There are many paid and open source external lookup sites that expose APIs to get information about IOCs. Some of the most famous ones include the following:

• IPvoid: http://www.ipvoid.com/
• URLvoid: https://www.urlvoid.com/
• Cymon: https://api.cymon.io/v2/ioc/search/
• Malware Domain: http://www.malwaredomainlist.com/mdl.php
• Threat Miner: https://www.threatminer.org/
• Threatcrowd: https://www.threatcrowd.org/

Many of these have exposed APIs with which the process of the IOC lookup can be completely automated.
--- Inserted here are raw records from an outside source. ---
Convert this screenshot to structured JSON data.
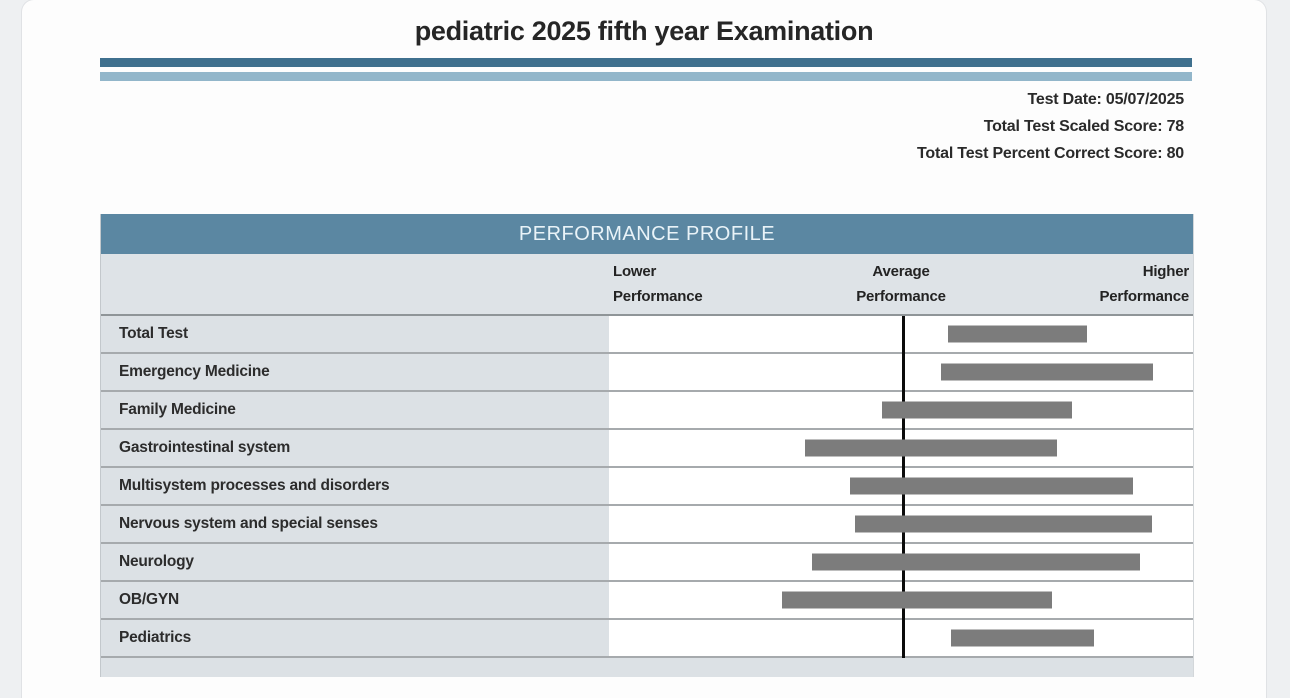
{
  "report": {
    "title": "pediatric 2025 fifth year Examination",
    "info_lines": [
      "Test Date: 05/07/2025",
      "Total Test Scaled Score: 78",
      "Total Test Percent Correct Score: 80"
    ]
  },
  "profile": {
    "header": "PERFORMANCE PROFILE",
    "columns": [
      "Lower Performance",
      "Average Performance",
      "Higher Performance"
    ],
    "average_line_pct": 50.4,
    "rows": [
      {
        "label": "Total Test",
        "bar_start_pct": 58.1,
        "bar_end_pct": 81.9
      },
      {
        "label": "Emergency Medicine",
        "bar_start_pct": 56.9,
        "bar_end_pct": 93.2
      },
      {
        "label": "Family Medicine",
        "bar_start_pct": 46.7,
        "bar_end_pct": 79.3
      },
      {
        "label": "Gastrointestinal system",
        "bar_start_pct": 33.5,
        "bar_end_pct": 76.8
      },
      {
        "label": "Multisystem processes and disorders",
        "bar_start_pct": 41.2,
        "bar_end_pct": 89.8
      },
      {
        "label": "Nervous system and special senses",
        "bar_start_pct": 42.2,
        "bar_end_pct": 93.0
      },
      {
        "label": "Neurology",
        "bar_start_pct": 34.7,
        "bar_end_pct": 90.9
      },
      {
        "label": "OB/GYN",
        "bar_start_pct": 29.6,
        "bar_end_pct": 75.9
      },
      {
        "label": "Pediatrics",
        "bar_start_pct": 58.6,
        "bar_end_pct": 83.1
      }
    ]
  },
  "colors": {
    "header_bar": "#5b87a2",
    "rule_dark": "#3f708e",
    "rule_light": "#92b6ca",
    "label_cell_bg": "#dce1e5",
    "column_header_bg": "#dee3e7",
    "bar_gray": "#7c7c7c",
    "average_line": "#0b0b0b",
    "page_bg": "#fdfdfd",
    "outer_bg": "#eef0f2"
  },
  "chart_data": {
    "type": "bar",
    "title": "PERFORMANCE PROFILE",
    "orientation": "horizontal-range",
    "xlabel": "",
    "ylabel": "",
    "axis_labels": [
      "Lower Performance",
      "Average Performance",
      "Higher Performance"
    ],
    "axis_range_pct": [
      0,
      100
    ],
    "average_line_pct": 50.4,
    "grid": false,
    "legend": "none",
    "categories": [
      "Total Test",
      "Emergency Medicine",
      "Family Medicine",
      "Gastrointestinal system",
      "Multisystem processes and disorders",
      "Nervous system and special senses",
      "Neurology",
      "OB/GYN",
      "Pediatrics"
    ],
    "series": [
      {
        "name": "performance band (pct of axis)",
        "ranges_pct": [
          [
            58.1,
            81.9
          ],
          [
            56.9,
            93.2
          ],
          [
            46.7,
            79.3
          ],
          [
            33.5,
            76.8
          ],
          [
            41.2,
            89.8
          ],
          [
            42.2,
            93.0
          ],
          [
            34.7,
            90.9
          ],
          [
            29.6,
            75.9
          ],
          [
            58.6,
            83.1
          ]
        ]
      }
    ]
  }
}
For example, let's take a look at the following code snippet that automates the IOC lookup with the help of the API exposed by Cymon:

import requests 
from urllib.parse import urljoin
from urllib.parse import urlparse
cymon_url='https://api.cymon.io/v2/ioc/search/'
type_="ip-src"
ip="31.148.219.11"
if type_ in ["ip-src","ip-dst","domain|ip","ip-dst|port","ip-src|port","ip"]:
                    cymon_url=urljoin(cymon_url,"ip/")
                    cymon_url=urljoin(cymon_url,ip)
response = requests.get(cymon_url, data={},  headers=headers)
print(response)

We can search on these websites and read the API documentation in order to automate the process of IOC lookup against these websites.